Golfanlagen können also ähnliche Kühlungseffekte erzeugen wie städtische Grünflächen, insbesondere durch gezielte Baumpflanzungen und Wasserflächen. Allerdings unterscheiden sich die Rahmenbedingungen deutlich, sodass die Ergebnisse der Studie nur bedingt übertragbar sind.

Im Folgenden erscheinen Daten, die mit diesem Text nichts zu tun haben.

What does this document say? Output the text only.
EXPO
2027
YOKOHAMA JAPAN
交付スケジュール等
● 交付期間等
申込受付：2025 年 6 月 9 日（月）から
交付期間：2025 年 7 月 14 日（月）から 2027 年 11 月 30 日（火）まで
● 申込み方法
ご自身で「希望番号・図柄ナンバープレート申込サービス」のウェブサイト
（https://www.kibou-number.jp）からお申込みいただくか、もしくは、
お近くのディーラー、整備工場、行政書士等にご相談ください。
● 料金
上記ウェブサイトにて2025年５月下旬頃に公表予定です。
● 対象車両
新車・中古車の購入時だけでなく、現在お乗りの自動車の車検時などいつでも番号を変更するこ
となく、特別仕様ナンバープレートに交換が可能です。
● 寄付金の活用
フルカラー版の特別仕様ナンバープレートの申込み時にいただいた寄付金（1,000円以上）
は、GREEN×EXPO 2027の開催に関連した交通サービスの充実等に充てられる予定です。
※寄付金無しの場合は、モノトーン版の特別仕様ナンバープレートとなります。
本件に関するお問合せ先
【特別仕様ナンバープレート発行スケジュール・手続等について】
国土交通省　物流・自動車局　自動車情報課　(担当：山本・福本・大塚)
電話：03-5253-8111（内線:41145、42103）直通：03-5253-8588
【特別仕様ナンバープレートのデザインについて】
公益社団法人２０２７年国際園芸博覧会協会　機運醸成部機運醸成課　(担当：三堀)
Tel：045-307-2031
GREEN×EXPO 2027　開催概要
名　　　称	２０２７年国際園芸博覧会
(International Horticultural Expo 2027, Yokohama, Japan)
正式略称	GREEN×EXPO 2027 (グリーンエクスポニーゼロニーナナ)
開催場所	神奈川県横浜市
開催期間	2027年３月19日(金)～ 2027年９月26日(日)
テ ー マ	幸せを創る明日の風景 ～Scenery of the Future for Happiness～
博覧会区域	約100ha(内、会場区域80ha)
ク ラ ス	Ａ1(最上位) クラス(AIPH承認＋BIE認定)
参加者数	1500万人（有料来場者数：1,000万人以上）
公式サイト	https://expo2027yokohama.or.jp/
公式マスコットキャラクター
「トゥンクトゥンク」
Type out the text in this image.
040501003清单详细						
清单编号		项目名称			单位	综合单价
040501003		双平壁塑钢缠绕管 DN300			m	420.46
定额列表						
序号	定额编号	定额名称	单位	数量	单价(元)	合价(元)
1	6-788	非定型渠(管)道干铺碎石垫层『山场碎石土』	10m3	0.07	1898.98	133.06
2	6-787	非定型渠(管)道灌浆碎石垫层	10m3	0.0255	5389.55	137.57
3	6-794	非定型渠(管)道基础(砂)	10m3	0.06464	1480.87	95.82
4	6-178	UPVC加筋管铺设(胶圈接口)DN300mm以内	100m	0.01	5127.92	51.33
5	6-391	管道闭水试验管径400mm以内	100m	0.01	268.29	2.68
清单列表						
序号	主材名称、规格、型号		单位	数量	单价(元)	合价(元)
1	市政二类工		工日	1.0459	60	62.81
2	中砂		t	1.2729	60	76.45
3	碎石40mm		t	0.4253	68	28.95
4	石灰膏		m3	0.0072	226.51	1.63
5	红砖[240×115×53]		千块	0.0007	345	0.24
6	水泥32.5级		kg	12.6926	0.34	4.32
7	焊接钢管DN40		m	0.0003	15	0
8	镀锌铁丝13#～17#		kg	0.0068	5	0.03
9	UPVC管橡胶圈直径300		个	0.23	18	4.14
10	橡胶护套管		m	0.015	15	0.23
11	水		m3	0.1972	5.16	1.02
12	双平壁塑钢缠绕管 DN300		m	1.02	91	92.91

Die drei Hauptmechanismen des Kühlungseffektes
Die Metastudie identifiziert drei Hauptmechanismen, die den Kühlungseffekt von Urban Green Spaces bestimmen:
- Beschattung
Bäume mit dichten Kronen blockieren direkte Sonneneinstrahlung, reduzieren Oberflächentemperaturen um bis zu 16 °C und sorgen lokal für 2–7 °C kühlere Luft. Dabei spielen die Kronendichte, Baumhöhe und Artenwahl eine wichtige Rolle– immergrüne Bäume bieten ganzjährigen Schutz, Laubbäume saisonale Spitzenkühlung. - Evapotranspiration
Pflanzen kühlen durch Wasserabgabe über Blätter. Dieser Prozess kann Lufttemperaturen um 1–5 °C senken. Breite Blätter, hohe Blattdichte und gezielte Bewässerung steigern den Effekt. In sehr trockenen Klimazonen ist die Leistung ohne Bewässerung jedoch begrenzt. - Optimale räumliche Anordnung
Vernetzte Grünflächen, lineare Parks und grüne Korridore leiten Kaltluft tiefer ins Stadtgebiet. Große, zusammenhängende Parks wirken bis zu 500 m in die Umgebung hinein.

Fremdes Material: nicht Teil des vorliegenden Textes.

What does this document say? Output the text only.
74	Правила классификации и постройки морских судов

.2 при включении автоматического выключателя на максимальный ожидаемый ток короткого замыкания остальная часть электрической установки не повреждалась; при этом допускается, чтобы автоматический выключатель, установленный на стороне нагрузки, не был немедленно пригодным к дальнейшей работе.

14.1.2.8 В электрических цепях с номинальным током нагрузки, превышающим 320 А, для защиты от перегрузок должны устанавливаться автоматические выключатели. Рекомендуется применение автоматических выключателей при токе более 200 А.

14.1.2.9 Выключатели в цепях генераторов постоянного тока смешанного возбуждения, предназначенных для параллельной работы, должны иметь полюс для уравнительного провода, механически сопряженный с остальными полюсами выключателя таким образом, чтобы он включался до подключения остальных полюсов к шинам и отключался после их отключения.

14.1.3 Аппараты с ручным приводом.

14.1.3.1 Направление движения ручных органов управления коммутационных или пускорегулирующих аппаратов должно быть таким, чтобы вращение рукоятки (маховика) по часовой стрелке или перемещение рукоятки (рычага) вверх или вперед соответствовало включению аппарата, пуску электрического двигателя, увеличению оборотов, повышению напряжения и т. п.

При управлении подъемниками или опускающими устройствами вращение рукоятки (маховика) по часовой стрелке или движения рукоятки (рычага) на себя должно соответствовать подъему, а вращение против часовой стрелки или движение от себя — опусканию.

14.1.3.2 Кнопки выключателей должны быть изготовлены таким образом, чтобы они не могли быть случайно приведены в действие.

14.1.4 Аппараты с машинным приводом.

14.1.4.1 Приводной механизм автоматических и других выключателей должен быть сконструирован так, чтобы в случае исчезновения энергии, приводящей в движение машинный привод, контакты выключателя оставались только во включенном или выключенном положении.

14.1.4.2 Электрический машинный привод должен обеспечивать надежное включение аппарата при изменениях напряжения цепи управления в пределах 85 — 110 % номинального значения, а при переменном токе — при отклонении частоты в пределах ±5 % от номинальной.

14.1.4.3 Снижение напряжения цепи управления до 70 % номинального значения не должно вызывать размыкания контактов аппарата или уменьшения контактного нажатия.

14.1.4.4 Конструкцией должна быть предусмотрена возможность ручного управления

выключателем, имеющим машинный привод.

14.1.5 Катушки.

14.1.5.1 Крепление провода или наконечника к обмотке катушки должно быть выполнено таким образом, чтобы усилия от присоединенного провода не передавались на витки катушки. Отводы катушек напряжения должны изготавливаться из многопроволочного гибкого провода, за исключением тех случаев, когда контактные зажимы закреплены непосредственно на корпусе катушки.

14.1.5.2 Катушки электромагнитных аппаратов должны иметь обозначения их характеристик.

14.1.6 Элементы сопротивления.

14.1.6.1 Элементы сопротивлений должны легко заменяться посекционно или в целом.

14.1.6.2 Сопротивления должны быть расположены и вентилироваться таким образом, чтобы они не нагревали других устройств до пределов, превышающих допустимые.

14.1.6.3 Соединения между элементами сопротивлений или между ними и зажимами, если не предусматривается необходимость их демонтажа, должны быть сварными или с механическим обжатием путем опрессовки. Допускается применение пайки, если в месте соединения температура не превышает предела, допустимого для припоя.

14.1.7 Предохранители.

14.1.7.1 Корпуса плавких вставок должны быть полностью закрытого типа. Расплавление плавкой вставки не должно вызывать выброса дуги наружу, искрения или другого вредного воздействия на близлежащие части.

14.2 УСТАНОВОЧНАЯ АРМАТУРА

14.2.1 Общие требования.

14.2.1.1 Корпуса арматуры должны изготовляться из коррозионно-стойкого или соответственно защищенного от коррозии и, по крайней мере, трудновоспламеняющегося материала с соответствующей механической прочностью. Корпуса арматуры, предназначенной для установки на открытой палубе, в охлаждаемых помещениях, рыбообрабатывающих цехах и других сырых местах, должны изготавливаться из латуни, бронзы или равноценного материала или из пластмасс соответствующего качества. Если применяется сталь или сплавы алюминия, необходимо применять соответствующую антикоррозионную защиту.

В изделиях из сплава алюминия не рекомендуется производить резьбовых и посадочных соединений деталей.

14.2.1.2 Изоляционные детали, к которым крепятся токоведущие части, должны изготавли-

Was den Kühlungseffekt schwächt
Wasserknappheit und fehlende Bewässerung behindern den Kühlungsprozess allerdings genauso wie die Auswahl falscher Pflanzenarten mit geringer Blattfläche oder niedriger Verdunstungsrate. Außerdem dürften die Grünflächen nicht zu klein sein und zu gestückelt. Hier spiegelt die Vernetzung der Flächen eine Rolle, auch das ist ein Argument für Golfplätze, die in der Regel Grünflächen auf mindestens 50 Hektar bei 18 Löchern bieten.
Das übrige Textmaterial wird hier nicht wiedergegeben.